El confinamiento pondrá a prueba nuestra interioridad. Un
silencio interior que, según Tagore, el gran poeta filósofo bengalí,
buscamos ahogar en la multitud. En un estudio publicado en el 2014 en la
revista Science , el 25% de las mujeres y el 67% de los hombres
prefieren autoadministrarse un calambre a permanecer sentados de seis a
quince minutos en una habitación vacía sin otra distracción que sus
propios pensamientos. Blaise Pascal decía que “todos los problemas de la
humanidad provienen de la incapacidad del hombre de estar en silencio a
solas en su habitación”. Ahora que las calles están vacías del clamor
de la multitud anónima, la vida nos brinda una oportunidad irrepetible
para volver a encontrarnos con nosotros mismos.

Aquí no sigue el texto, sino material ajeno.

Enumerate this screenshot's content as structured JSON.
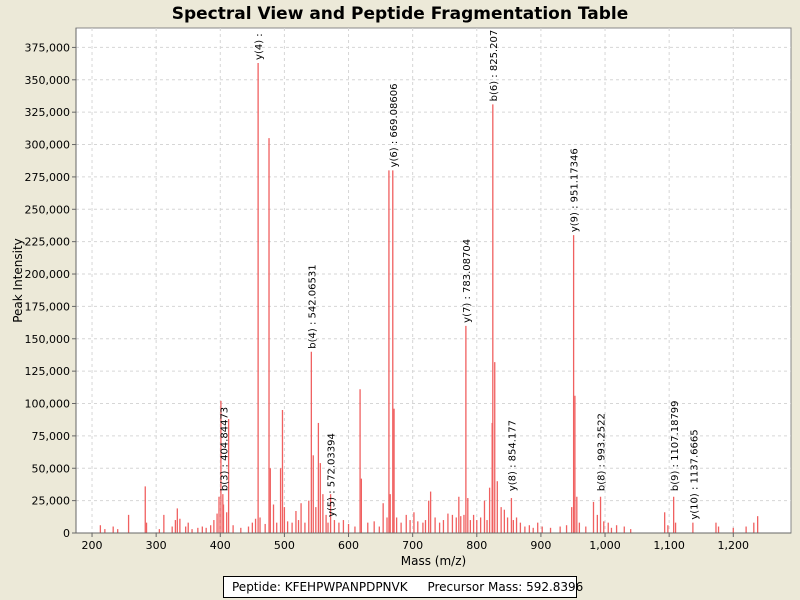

Nos invita a ocupar el
espacio interior del que habíamos desertado para empacharnos de
estímulos y vivir a remolque de ellos. Sólo desde ese espacio interior
puede brotar el sentido del asombro que nos hace ver el universo como si
fuera recién estrenado. Es el sentido del asombro el que nos hace caer
en la cuenta de que nuestra fragilidad es parte esencial de nuestra
humanidad, que la vida es un regalo y que el mundo es un milagro.